Divide (2+4i) / (−3+2i)
Answer in standard form for complex numbers.
I attempted this problem, but I'm not sure if it's right. If someone could possibly tell me what I did wrong, then I'd appreciate that. Thank you!
Here's my work:
(2+4i) / (-3+2i) x (-3+2i) / (-3+2i)
= (-6+4i-12+8i2) / (9-6i-6i+4i2)
= (-6-8i+8i2) / (9-12i+4i2)
= (2i+8(-1)) / (-3+3i+4(-1))
= (2i-8) / (-3+3i-4)
= (8-2i) / (-7+3i).
Guest, when answering questions, it's good practice to include work so the asker won't be like "what the wha"
:)
Wellllll
Keep in mind that a+b * a-b = a^2 -b^2
So you should actually multiply by
(2+4i) / (-3+2i) x (-3-2i) / (-3-2i)
And try this out!
I haven't done complex numbrs for a few weeks so I'm kinda rusty.
I'm pretty sure this should work.
I haven't tried it out but I'm reasonably sure that it should work
Update me on any progress!
If you don't understand anything feel free to ask.
Yeah ! If you look at my work, then I did that. I'm just not sure if it's right. That's the only problem. :)

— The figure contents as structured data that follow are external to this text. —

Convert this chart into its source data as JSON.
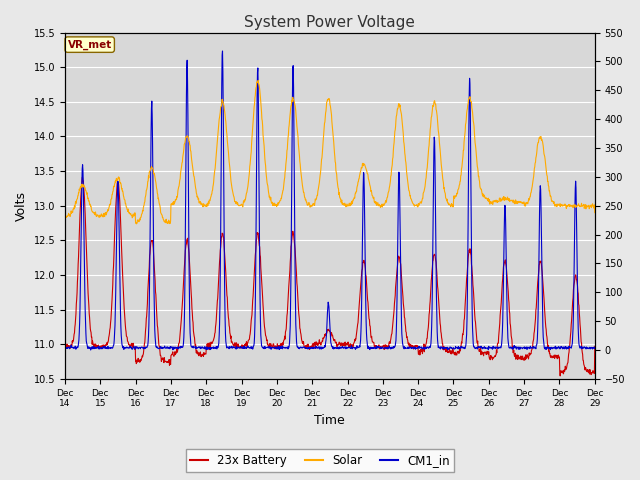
{
  "title": "System Power Voltage",
  "xlabel": "Time",
  "ylabel": "Volts",
  "ylim_left": [
    10.5,
    15.5
  ],
  "ylim_right": [
    -50,
    550
  ],
  "yticks_left": [
    10.5,
    11.0,
    11.5,
    12.0,
    12.5,
    13.0,
    13.5,
    14.0,
    14.5,
    15.0,
    15.5
  ],
  "yticks_right": [
    -50,
    0,
    50,
    100,
    150,
    200,
    250,
    300,
    350,
    400,
    450,
    500,
    550
  ],
  "fig_bg_color": "#e8e8e8",
  "plot_bg_color": "#d8d8d8",
  "grid_color": "#ffffff",
  "line_colors": {
    "battery": "#cc0000",
    "solar": "#ffaa00",
    "cm1": "#0000cc"
  },
  "legend_labels": [
    "23x Battery",
    "Solar",
    "CM1_in"
  ],
  "vr_met_label": "VR_met",
  "vr_met_bg": "#ffffcc",
  "vr_met_border": "#886600",
  "vr_met_text": "#880000",
  "x_tick_labels": [
    "Dec 14",
    "Dec 15",
    "Dec 16",
    "Dec 17",
    "Dec 18",
    "Dec 19",
    "Dec 20",
    "Dec 21",
    "Dec 22",
    "Dec 23",
    "Dec 24",
    "Dec 25",
    "Dec 26",
    "Dec 27",
    "Dec 28",
    "Dec 29"
  ],
  "day_params": [
    [
      0,
      10.97,
      13.4,
      13.6,
      12.85,
      13.3,
      12,
      2.5,
      1.0
    ],
    [
      1,
      10.97,
      13.35,
      13.35,
      12.85,
      13.4,
      12,
      2.5,
      1.0
    ],
    [
      2,
      10.75,
      12.5,
      14.5,
      12.75,
      13.55,
      11,
      2.5,
      0.9
    ],
    [
      3,
      10.85,
      12.5,
      15.1,
      13.0,
      14.0,
      11,
      2.5,
      0.85
    ],
    [
      4,
      10.97,
      12.6,
      15.25,
      13.0,
      14.5,
      11,
      2.5,
      0.85
    ],
    [
      5,
      10.97,
      12.6,
      15.0,
      13.0,
      14.8,
      11,
      2.5,
      0.85
    ],
    [
      6,
      10.97,
      12.6,
      15.05,
      13.0,
      14.55,
      11,
      2.5,
      0.85
    ],
    [
      7,
      11.0,
      11.2,
      11.6,
      13.0,
      14.55,
      11,
      2.5,
      0.85
    ],
    [
      8,
      10.97,
      12.2,
      13.5,
      13.0,
      13.6,
      11,
      2.5,
      0.85
    ],
    [
      9,
      10.97,
      12.25,
      13.5,
      13.0,
      14.45,
      11,
      2.5,
      0.85
    ],
    [
      10,
      10.9,
      12.3,
      14.0,
      13.0,
      14.5,
      11,
      2.5,
      0.85
    ],
    [
      11,
      10.87,
      12.35,
      14.85,
      13.1,
      14.55,
      11,
      2.5,
      0.85
    ],
    [
      12,
      10.8,
      12.2,
      13.0,
      13.05,
      13.1,
      11,
      2.5,
      0.85
    ],
    [
      13,
      10.82,
      12.2,
      13.3,
      13.0,
      14.0,
      11,
      2.5,
      0.85
    ],
    [
      14,
      10.6,
      12.0,
      13.35,
      13.0,
      13.0,
      11,
      2.5,
      0.85
    ]
  ]
}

I believe it should remove the complex number from the denominator and make it un-complex
(2 + 4i) / (-3 + 2i) multiply num/den by the conjugate of -3 + 2i = -3 - 2i
So we have
(2 + 4i) ( -3 - 2i)
_____________ =
(-3 + 2i) (-3 - 2i)
-6 - 12i - 4i - 8i^2
_______________ =
9 + 6i - 6i - 4i^2
-6 - 16i + 8
________ =
9 - 4(-1)
2 - 16i
_________ =
9 + 4
(2/13) - (16/13) i
Oh Melody's not going to be happy with you
"I'd prefer if you gave hints and not full answers"
LOL